Kathy was beautiful, and sweet, and the nicest person I have ever met in my entire life and yet, I did not want to date her. I wanted to hang out with my friends; I wanted to drink beer and go down to the Shore; I wanted to go out and find the love of my life.

So, yes — I was an asshole.

A few years ago I met a woman whom I really liked. Her name was Hollie and on our first date we met for drinks. We hit it off right away. Loved the same music, movies, books and understood each other’s jokes. After drinks we left the bar and walked toward her car.

“Can I give you a lift?” she asked, and at the moment I was very glad I had parked my 2002 Saturn with the missing hubcaps in a parking garage.

“Sure,” I replied as I stepped into her brand new silver Jaguar. “I’m just around the corner.”

A second date followed, along with dozens of very funny emails (some guys have looks, some guys can dance, I do funny emails). A third date was in the planning stage when I received an email, one I felt Charlotte Bronte might have sent if computers were available in the 19th century:

“My deceit has caught up to me, and I can never see you again.”

I was devastated. It had only been two dates, but I had already imagined the great life we were going to have together. The witty conversations, the laughter from jokes no one else could understand, the sex. All my follow-up emails were ignored so I searched the internet for clues. I tend to get somewhat obsessive. It’s not healthy, and I know it’s wrong; I still remember the license plate number of a girl I had a crush on in high school (I know, scares me, too).

Eventually I gave up — I found nothing. I would have to chalk it up to experience, start the movie again and hope someone else would buy a ticket to the show.

A few months later I was meeting another woman for drinks. The place we were to meet was a very large restaurant with many rooms, each with its own bar. I was there early, so I walked around, moved from room to room, bar to bar, and that’s when I saw her. Hollie. She was standing alone; she did not see me coming as I moved up beside her.

“Hello,” I said.

There is that split second when you first see someone that your face betrays your thoughts, gives you up to the police, hands the invasion plans over to the enemy. Those milliseconds before you have the chance to put on the bullshit smile and say how happy you are to see me.

She was not happy to see me.

We begin the small talk, I ask how she has been and what was she doing here. She tells me she was meeting a friend, but it looks like the friend’s a no show, so she was leaving after this drink. We talk some more, then I ask the question she was hoping I would not ask, but I was tired of tripping over loose ends.

“What was the deceit?”

She refused to discuss it, and then miraculously answered her cell phone that never rang. She then mouths, “I need to take this, I’ll be right back,” and gathered her things and headed toward the front door.

The entrance to the restaurant is very large, more like a garage then a doorway. I watched as she put her cell phone back in her purse just as an older man — tall and distinguished, except for hair like Albert Einstein’s — walked up to her in the parking lot.
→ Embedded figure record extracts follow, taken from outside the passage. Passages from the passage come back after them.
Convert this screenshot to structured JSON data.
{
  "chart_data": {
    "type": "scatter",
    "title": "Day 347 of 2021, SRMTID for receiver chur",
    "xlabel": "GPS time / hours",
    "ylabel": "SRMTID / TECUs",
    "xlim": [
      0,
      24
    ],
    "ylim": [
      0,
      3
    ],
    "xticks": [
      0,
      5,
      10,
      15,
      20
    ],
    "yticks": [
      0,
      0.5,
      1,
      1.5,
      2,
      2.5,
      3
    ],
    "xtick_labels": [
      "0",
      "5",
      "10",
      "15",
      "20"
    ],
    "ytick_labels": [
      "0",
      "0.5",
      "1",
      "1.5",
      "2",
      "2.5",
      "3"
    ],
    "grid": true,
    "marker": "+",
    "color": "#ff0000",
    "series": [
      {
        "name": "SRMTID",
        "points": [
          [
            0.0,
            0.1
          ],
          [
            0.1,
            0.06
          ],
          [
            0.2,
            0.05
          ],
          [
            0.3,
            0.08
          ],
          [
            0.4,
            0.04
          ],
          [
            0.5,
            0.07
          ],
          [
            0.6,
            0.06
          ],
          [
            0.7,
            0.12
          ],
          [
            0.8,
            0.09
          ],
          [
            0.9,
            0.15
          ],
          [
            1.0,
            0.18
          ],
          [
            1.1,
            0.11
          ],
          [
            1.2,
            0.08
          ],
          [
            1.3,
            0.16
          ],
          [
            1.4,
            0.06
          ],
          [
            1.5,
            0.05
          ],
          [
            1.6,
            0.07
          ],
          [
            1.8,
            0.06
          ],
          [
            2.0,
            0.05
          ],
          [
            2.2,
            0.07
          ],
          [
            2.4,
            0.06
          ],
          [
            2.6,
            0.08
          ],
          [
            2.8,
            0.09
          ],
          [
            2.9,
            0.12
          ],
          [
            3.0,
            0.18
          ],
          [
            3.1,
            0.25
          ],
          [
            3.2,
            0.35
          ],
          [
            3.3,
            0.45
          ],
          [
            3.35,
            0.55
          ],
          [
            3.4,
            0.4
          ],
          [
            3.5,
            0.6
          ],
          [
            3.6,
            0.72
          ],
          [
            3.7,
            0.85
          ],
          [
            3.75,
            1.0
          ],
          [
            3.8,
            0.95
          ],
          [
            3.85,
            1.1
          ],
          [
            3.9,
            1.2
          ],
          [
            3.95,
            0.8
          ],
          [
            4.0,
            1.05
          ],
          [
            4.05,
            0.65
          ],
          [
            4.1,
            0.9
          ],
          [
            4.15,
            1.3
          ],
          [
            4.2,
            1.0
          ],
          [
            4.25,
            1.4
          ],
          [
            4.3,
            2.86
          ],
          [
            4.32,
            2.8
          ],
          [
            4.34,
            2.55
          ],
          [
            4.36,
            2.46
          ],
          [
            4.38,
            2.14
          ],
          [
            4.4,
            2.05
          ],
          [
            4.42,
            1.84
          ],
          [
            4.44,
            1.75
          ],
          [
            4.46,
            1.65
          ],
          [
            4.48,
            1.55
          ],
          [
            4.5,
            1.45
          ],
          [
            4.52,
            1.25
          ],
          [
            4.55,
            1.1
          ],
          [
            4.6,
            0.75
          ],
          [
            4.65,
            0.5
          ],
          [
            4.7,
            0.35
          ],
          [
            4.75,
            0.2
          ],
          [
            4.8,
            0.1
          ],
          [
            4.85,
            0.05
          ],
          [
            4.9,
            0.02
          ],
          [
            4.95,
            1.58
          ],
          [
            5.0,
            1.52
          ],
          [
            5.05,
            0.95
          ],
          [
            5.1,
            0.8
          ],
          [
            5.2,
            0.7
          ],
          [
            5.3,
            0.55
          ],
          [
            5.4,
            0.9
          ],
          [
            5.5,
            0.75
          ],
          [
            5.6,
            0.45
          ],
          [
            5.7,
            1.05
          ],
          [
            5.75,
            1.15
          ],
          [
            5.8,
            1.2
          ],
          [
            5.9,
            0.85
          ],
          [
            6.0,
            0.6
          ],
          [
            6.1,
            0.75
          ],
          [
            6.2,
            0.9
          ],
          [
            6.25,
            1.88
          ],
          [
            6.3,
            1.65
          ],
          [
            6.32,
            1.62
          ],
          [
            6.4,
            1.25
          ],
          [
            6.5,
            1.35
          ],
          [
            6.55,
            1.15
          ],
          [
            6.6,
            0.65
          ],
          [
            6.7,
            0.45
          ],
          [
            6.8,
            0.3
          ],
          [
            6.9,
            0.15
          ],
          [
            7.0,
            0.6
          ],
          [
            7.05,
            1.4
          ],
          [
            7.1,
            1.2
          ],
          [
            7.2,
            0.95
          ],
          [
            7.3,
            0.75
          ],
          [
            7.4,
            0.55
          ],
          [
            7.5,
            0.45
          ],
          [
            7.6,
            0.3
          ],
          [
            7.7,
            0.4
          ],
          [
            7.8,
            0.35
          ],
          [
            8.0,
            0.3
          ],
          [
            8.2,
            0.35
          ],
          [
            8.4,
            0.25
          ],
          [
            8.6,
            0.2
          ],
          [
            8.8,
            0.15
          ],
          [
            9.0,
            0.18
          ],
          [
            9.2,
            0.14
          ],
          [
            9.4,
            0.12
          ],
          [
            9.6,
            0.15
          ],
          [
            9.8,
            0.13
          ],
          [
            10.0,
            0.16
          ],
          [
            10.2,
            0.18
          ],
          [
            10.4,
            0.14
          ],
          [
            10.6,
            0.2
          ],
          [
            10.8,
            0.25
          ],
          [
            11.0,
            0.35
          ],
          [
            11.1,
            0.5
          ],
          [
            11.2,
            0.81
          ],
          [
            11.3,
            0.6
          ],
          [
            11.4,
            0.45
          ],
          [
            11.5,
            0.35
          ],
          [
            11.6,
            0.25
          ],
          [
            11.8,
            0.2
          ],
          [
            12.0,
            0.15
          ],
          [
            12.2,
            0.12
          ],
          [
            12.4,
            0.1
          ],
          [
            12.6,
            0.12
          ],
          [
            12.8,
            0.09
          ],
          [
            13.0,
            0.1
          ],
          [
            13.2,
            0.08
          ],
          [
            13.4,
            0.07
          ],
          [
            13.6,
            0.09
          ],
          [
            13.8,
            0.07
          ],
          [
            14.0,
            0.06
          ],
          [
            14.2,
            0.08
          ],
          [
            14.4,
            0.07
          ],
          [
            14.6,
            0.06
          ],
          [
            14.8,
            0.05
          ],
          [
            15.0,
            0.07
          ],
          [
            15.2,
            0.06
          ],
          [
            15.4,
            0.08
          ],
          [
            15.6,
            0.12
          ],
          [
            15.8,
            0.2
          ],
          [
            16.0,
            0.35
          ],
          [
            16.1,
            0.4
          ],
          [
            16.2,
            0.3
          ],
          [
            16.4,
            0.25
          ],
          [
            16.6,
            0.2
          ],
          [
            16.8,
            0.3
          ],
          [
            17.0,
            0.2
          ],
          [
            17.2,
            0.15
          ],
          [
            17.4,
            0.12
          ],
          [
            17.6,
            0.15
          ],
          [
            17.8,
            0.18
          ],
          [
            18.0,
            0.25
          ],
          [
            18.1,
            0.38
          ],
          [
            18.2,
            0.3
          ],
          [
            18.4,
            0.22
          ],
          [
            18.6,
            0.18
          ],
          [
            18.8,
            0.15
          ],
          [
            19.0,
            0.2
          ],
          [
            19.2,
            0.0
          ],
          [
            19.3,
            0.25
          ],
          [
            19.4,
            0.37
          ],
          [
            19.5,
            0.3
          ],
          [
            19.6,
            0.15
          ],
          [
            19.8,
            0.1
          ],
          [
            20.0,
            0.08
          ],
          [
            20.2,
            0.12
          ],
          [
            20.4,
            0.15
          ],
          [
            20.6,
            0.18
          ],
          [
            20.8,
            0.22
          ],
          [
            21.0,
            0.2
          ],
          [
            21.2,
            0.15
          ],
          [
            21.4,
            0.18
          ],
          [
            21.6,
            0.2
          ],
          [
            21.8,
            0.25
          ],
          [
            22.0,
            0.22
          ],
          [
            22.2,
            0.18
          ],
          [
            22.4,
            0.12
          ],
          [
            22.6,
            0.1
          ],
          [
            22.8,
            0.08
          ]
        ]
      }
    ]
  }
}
I can see them talking, a few hand gestures from Hollie (“For the love of God, we can’t go back in there), then the two walked toward her silver Jaguar.

I watched as Hollie, a woman I am sure I would never see again, and the man with Einstein hair whom I was sure had a great deal of money and a very large penis, get into her car and drive away.

As I watched I thought about how I felt about this woman, how I pined for her and thought if I could only see her again I knew I could change her mind. Then another thought came to me. Not so much a thought, but a memory. A conversation I had with my friend Tammy after first meeting Hollie, before the deceit would end things, when I was still walking on air. I told her I had met a woman, and she had a unique way of spelling her name.

“H-O-L-L-I-E,” I said.

Tammy thought for a second. “‘I-E’ and not a ‘Y’?” she asked.

“Yes,” I replied.

I was comforted by what Tammy said next, and the reason I love my friends.

“Yeah,” she said, “she’s a fuckin’ whore bag.”

The movie of my life may not have a leading lady yet, but it does have a wonderful supporting cast.